KENNEWICK -- Seeing your name come up on the screen during the Western Hockey League bantam draft is exciting. An honor even.
But what does it mean when you are the next-to-last-pick?
When you are Ty Rimmer, you thank the Brandon Wheat Kings for choosing you, pull on your mask and continue to stop pucks.
"I never thought I wasn't good enough. I played in the Alberta Cup (an all-star bantam tournament for players in the province)," said Rimmer, taken 303rd overall in the 2007 draft. "I was 5-foot-3 at the time, and I knew size was a big deal. You can teach a guy to play, but not to grow. Fortunately, I hit my growth spurt and kept on playing."
And his hard work has paid off.
The Tri-City Americans veteran goaltender, now 6 feet and 170 pounds, leads the WHL in shutouts (5), goals against average (2.13) and save percentage (.930).
Not bad for a guy who last season toiled away in Prince George before an offseason trade brought him to Kennewick.
In 43 games with the Cougars, Rimmer was 17-20-0-2 with a 3.29 GAA and a .899 save percentage.
"I was excited," Rimmer said of the trade to Tri-City. "I was ecstatic about going to a winning organization. I knew from Day 1 we had a great group of guys. I always knew I had the ability, but the big thing in hockey is finding the right opportunity, the right combination of players, coaches and the city. It has led to a great start here. I'm excited to see where we can take this."
Rimmer, 19, is 19-7-0-1 this season and has lost one start at Toyota Center -- 4-3 in a shootout last Saturday to Kamloops.
"I love this place," he said. "I feel comfortable here. Not saying the novelty has worn off, but it's nice to have good numbers. But it's not about me. It's about the big picture. I try to improve every game and every day, and I'm looking forward to a big playoff run."
Rimmer's desire to improve has not been lost on the Americans.
"We recognized that the first week in training camp," Tri-City coach Jim Hiller said. "The exciting thing about him is he wants to be a goaltender beyond this league."
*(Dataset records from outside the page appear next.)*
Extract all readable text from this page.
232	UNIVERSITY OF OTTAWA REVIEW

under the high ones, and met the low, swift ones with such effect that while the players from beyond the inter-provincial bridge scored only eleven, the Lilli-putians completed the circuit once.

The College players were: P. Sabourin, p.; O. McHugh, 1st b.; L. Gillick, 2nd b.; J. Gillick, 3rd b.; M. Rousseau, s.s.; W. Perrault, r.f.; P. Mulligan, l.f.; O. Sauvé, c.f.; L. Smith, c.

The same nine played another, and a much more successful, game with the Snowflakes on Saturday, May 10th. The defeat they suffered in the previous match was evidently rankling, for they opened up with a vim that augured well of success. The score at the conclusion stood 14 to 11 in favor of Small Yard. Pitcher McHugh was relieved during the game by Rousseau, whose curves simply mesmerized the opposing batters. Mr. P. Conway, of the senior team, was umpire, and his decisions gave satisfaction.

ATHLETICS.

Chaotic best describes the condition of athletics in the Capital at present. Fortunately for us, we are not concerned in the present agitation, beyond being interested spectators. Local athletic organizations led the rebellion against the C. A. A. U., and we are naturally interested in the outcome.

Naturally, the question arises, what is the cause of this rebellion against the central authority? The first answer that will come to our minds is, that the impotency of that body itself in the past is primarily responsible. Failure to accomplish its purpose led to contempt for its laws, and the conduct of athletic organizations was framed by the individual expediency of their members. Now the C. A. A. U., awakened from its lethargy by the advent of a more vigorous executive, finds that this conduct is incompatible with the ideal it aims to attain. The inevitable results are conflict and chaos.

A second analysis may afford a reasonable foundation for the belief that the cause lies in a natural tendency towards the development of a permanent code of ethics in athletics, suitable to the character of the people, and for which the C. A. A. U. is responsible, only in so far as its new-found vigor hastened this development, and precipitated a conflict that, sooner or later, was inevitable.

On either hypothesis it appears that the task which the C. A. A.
Tonight, the Americans will be in Rimmer's hometown of Edmonton, Alberta, to take on the Eastern Conference-leading Edmonton Oil Kings.
"When I go home, there will be 20-some family members, plus friends, at the game," Rimmer said. "I'm excited. When I went home at Christmas, it was great to get pats on the back. Everybody keeps tabs. Family is first. They are there for me."
As are his Tri-City teammates, especially fellow goaltender Eric Comrie. The two have backstopped the Americans to the top of the U.S. Division with a 34-11-0-1 record.
"We feed off each other," Rimmer said. "We are competitive. He's a talented young goalie. We've strung together success here, and we aren't overplayed. We rotate, and the coaches pick the appropriate games for us to play."
Hiller said there is no set formula as to who starts which game.
"We discuss it," Hiller said. "How they have done against a certain team, and we don't want to keep either out too long between starts."
Hiller also appreciates how well Rimmer and Comrie, 16, get along.
"Their bond is special," Hiller said. "Ty was mature when we got him, and he had experience as a starter in Prince George. He has understood that this is a team game. They are two goalies with different styles. They push each other, and Eric shows him respect."
When Rimmer first started playing hockey, he lined up at forward, but his godfather, Grant Fuhr, a childhood friend of Rimmer's father, played a role in his move to goalie.
"Having him around and seeing him on SportsCenter transitioned onto the ice," Rimmer said of the Hockey Hall of Fame goalie's influence. "It was a smooth transition. He coached me when I was 12 in peewee. That was helpful."
Rimmer's father, Barry, and Fuhr grew up together in Spruce Grove, Alberta, and have remained good friends. Today, they co-coach the Knights of Columbus Squires (bantam AAA) in Edmonton.
"I don't see him as much as I used to," Rimmer said of Fuhr. "I've moved away from home the last three seasons, but it's good to have a guy like that in your corner."
In some respects, Rimmer followed in Fuhr's footsteps to the WHL.
Fuhr played two seasons for the old Victoria Cougars, who left Vancouver Island for Prince George in 1994.
"When I got to Prince George, I made the connection pretty quick," Rimmer said. "I have a mural of him on my Prince George mask."
Rimmer has been weaving threads of his life into his game for years. There is no Fuhr on his mask this season, but he performs a pregame ritual that he has done since playing for the Bonnyville Pontiacs of the Alberta Junior Hockey League.
"I take a squirt of water, say a prayer for the safety of the players and the game, make the sign of the holy spirit and spray the water," Rimmer said. "Then, it's game time."